Did you know Vermont has more than 350 species of wild bees? From 2019 through 2022, the Vermont Wild Bee Survey explored every nook and cranny of the Green Mountain State to document our ever changing bee fauna. While species remain to be found and much is still unknown, even about the common species, the Wild Bee Survey has succeeded in producing a robust baseline of the bees currently present. We have also digitized and analyzed the vast majority of the historical museum specimens known, adding a invaluable historical perspective.
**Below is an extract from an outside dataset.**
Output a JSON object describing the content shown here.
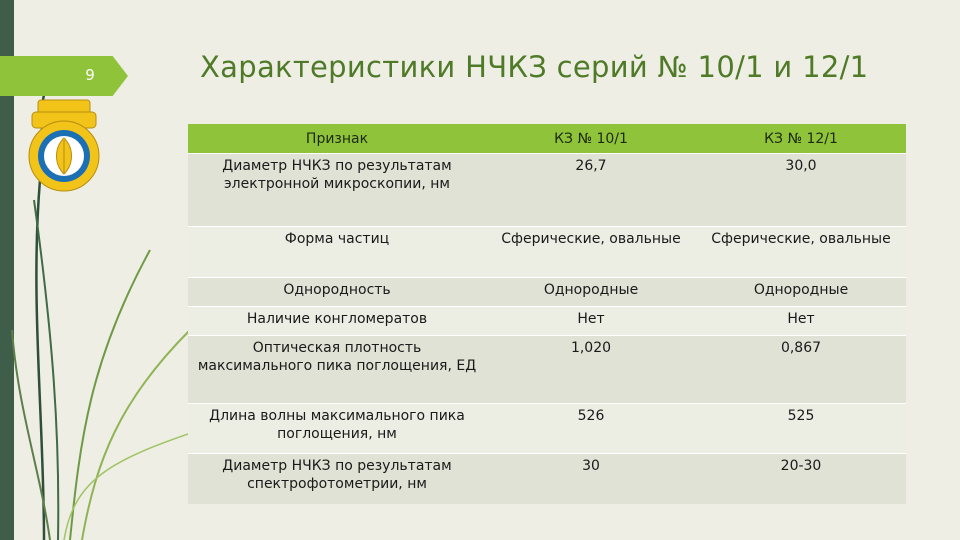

Using this project on iNaturalist.org and our online guide to VT's bees, we are continuing to collect data about Vermont bees at an unprecedented scale. This data has recently been summarized and in the first ever State of Vermont's Wild Bees.

Female Dunning’s Mining Bee (Andrena dunningi) © Spencer Hardy

Before we started, a checklist of species did not exist for the state, making it very difficult to know whether Vermont’s bee populations are healthy or declining. The Vermont Wild Bee Survey represents the first step in assessing bee populations across the state. Starting in 2019, volunteers and project staff intensively surveyed Chittenden County, amassing thousands of specimens, including dozens of species never before recorded in Vermont.

State of Wild Bees Report 2022

Over 350 wild bee species call Vermont home, but 55 of those species urgently need conservation action. A new report from the Vermont Center for Ecostudies (VCE), in collaboration with the Vermont Fish & Wildlife Department (VFWD), provides the first comprehensive assessment of Vermont’s bees. The Vermont State of Bees report, released today by biologists working on VCE’s Vermont Atlas of Life, was created using more than 55,000 observations of bees from hundreds of community scientists and biologists across the state.